My Changing Stance on Halloween.

How do we respond to people who disagree with us on Halloween?
There’s hardly a more divisive issue in the fall among theologically conservative evangelical churches than what to do at Halloween. I wanted to share my personal journey and provide some guidelines.

On the one side of the argument are those who rightfully report the holiday’s occult underpinnings. It has almost no connection to anything Christian (aside from the day it precedes, All Saints Day) and thus those on this end of the spectrum abstain from any association with Halloween, as a principle of conscience.

On the other side of the conservative evangelical fence are those who rightfully report that Halloween is, in American culture, the only time their non-Christian neighbors willingly knock on their door, and thus a spectacular time to build relationships that might lead to people coming to know Christ. This group of folks participates carefully in Halloween with an aye toward the Kingdom of God. (spoiler alert, this is the group I’m currently in)

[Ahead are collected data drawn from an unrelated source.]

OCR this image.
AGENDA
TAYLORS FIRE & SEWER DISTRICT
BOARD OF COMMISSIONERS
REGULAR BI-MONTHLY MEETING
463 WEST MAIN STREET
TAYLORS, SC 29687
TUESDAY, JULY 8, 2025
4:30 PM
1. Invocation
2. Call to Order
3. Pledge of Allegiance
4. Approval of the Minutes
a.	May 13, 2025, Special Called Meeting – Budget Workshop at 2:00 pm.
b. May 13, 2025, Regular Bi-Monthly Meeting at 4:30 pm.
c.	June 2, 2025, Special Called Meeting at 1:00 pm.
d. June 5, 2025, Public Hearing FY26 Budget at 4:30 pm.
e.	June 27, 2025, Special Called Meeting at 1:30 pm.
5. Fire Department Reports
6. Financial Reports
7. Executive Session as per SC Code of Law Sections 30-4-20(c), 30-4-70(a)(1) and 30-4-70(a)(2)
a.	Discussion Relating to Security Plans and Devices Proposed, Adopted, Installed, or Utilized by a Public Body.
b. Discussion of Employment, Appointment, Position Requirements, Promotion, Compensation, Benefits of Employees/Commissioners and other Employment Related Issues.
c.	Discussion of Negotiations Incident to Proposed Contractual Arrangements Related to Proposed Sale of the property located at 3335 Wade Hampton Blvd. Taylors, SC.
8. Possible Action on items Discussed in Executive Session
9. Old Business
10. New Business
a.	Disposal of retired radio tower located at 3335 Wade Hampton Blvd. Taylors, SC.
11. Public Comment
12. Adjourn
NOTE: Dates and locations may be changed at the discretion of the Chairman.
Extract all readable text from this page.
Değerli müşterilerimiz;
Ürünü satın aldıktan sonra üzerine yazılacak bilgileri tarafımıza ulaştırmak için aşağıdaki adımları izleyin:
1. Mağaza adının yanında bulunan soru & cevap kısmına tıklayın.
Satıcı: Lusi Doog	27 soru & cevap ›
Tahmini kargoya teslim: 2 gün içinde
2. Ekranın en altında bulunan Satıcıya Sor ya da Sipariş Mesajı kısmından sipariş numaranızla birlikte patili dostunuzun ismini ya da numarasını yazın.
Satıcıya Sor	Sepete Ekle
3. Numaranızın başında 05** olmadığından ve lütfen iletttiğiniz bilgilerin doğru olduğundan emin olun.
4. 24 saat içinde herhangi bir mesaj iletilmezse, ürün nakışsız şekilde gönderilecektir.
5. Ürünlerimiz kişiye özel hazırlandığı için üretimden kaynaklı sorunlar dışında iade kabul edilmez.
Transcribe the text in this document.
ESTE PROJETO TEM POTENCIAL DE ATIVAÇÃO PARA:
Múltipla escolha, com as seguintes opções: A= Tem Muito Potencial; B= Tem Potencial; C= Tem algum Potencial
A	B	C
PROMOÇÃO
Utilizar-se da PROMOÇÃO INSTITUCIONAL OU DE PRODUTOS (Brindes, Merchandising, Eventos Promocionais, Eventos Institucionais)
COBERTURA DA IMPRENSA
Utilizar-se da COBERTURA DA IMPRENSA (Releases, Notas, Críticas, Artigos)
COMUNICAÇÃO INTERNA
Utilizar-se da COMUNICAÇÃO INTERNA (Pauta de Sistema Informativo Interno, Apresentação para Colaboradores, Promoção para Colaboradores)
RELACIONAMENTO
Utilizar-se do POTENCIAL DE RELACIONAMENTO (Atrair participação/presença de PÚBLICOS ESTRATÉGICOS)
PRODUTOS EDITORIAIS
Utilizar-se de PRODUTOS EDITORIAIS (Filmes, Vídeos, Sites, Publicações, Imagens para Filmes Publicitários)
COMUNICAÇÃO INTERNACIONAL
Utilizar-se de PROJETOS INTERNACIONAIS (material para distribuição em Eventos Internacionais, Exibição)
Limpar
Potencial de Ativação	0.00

I see this as an area governed by freedom in Christ and subject to the leading of the Holy Spirit. In light of that, here are some questions to ask of yourself as you approach Halloween:

Am I mindful of my motives regarding Halloween?
This is a tough one for me. Often I am just seeking to be theologically correct, or to be culturally relevant. My motive should be to glorify God.

Is my participation or abstention from Halloween led by the Spirit, or by the flesh?
My flesh wants to be right, applauded, noticed, rewarded, and (in the end) worshiped. The Spirit wants all of those things for Christ. In my stance on Halloween, often I don’t take into account how my public stance on it can tend toward publicly stroking my own ego, not pointing people to Christ.

How does my reaction to brothers and sisters on the other side of the Halloween discussion shed light on my motives?
Here’s where the rubber meets the road. I tend to be a bit of a debater naturally (for the Meyers-Brigs folks out there, I am an ENTJ). So, for me, one of the best indicators of true motive is when I come across people who disagree with me on the whole Halloween thing. Back when I lived in Asheville I even wrote a blog post chastising folks for picketing Halloween. I have to be very careful to obey the command of Jesus to love my brothers and sisters.

In the end, let your participation or abstention from Halloween be governed by the freedom you have in Christ, and do it to His glory.

One Reply to “My Changing Stance on Halloween.”

  1. So glad to see you blogging again.

    Good stuff.

    I just had a memory flashback of Trick or Treating growing up in Boston. We had cute outfits under layers of down and mittens and hats and boots.

    And my grandmother’s neighbor always gave us an apple (without a blade) and popcorn balls.